We soon pass through a handful of lagoons – one pastel green, one an immaculate reflection of the mountains that lean over it, almost every one home to more than one species of flamingo, tinted pink by the algae they eat. We tiptoe over marshy ground, which seeps into our shoes, to the edge of the water. Thousands of tiny flies hover over the spongy grass underneath as we get a closer look at the curious hues within each lagoon and at the entirely oblivious flamingos that wade around the water’s surface. The air is thick with sulphur when we get out of the car at Laguna Hedionda, our final stop before a lengthy crawl through the desert. This is a drive which strangely brings both an unshakeable sense of isolation, and also an awareness of the hundreds of others following a similar trail. Ours is just one of the paths etched into the gritty sand; others vary only slightly.

Soon we've entered the Eduardo Avaroa Andean Fauna National Reserve. Milton chews coca leaves as we ascend higher, eventually reaching the final lagoon of the day, mere minutes from where we’ll spend the night. The altitude has already left us in a dazed state, and the fact that Laguna Colarado surpasses the others in both scale and appearance intensifies this. Its banks are home to idle, grass-chewing alpacas, and are so vibrant that their colours appear almost saturated, unreal. Looking down at where the blue water and verdant grass meet is like looking at the earth from space. The varying hues – pink, red, white, blue – within the lagoon itself make it seem as if someone has dropped ink in this huge stretch of shallow water.
The next day we rise at 4am and embark out into the unbroken darkness. The night before was filled with shooting stars and radiant electric storms illuminating the mountains from behind, but this morning is coal-black. After some erratic off-road driving, we see an enigmatic plume of smoke silhouetted against the nearly sunrise in the sky. It’s just one of the many billowing natural geysers we meet on our way to swim in the aguas termales. We reach these mere minutes before carloads of others, and at this point they are unparalleled in their tranquility. Steam emanates from the water forming a mystical layer over the rocky ground, and the boiling natural heat soothes our weary bodies while the frosty air blows sleep from our eyes.


The Ollague volcano’s porous, rocky terrain rises and falls like folds of crumpled paper.
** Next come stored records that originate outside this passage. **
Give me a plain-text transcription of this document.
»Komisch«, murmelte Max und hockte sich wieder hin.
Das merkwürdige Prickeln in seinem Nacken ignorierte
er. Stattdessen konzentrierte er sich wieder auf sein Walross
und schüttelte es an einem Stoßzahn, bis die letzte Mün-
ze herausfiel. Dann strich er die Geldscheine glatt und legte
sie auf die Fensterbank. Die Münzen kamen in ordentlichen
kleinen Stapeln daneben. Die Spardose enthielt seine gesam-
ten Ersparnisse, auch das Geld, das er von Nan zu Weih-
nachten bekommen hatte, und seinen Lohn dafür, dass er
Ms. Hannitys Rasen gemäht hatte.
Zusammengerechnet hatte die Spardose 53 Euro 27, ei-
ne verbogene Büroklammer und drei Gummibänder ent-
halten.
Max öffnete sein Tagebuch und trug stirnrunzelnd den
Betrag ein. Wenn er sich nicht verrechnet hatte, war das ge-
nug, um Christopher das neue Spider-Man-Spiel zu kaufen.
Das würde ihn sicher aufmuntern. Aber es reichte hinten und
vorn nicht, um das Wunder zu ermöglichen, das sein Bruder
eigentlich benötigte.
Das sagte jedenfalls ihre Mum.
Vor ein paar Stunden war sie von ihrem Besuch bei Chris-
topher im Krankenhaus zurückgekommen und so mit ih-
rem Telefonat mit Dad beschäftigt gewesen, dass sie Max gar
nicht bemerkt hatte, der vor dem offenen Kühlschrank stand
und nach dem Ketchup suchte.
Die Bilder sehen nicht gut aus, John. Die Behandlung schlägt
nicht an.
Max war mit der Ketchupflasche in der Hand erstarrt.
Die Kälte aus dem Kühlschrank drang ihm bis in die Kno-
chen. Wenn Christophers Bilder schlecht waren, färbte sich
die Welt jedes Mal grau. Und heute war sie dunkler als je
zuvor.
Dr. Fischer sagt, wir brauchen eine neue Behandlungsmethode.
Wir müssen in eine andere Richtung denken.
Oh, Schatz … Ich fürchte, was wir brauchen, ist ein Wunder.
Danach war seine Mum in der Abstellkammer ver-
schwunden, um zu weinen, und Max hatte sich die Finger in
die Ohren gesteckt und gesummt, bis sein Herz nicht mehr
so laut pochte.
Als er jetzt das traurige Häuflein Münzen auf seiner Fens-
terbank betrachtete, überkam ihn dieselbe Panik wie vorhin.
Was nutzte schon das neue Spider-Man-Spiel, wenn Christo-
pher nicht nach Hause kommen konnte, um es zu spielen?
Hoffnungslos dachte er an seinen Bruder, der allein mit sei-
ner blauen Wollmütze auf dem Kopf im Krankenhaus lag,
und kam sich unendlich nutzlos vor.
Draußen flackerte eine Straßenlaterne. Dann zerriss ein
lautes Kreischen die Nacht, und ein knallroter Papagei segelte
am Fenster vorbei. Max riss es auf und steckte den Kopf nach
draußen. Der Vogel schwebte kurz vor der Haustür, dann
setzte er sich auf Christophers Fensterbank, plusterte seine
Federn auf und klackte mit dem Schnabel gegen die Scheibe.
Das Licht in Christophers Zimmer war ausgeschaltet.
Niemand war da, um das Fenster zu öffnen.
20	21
Our next stop, the nearby Dalí desert, was named because of its similarity to the one portrayed in Salvador Dalí’s The Persistence of Memory, but the landscape we see later that day is more like a collage. Mountains and desert share the same space. The shadows of the clouds above provide the only real definition on the sandy ground, a quasi-union of the sky and the earth. We drive through luscious green valleys, and then in no time at all meet landscapes so rocky, misty and desolate that they appear Martian. We see rocks shaped like dogs and parrots in the Valle de Rocas, and drive straight through thick grey cloud all the way to where the national park meets Chile, and back again to the miniature city of Uyuni.
In Uyuni, you drive for hours through immense landscapes, occasionally passing through tiny human settlements, which seem inconsequential compared to their surroundings. Travelling here brings with it the realisation that this is an enormous and varied world.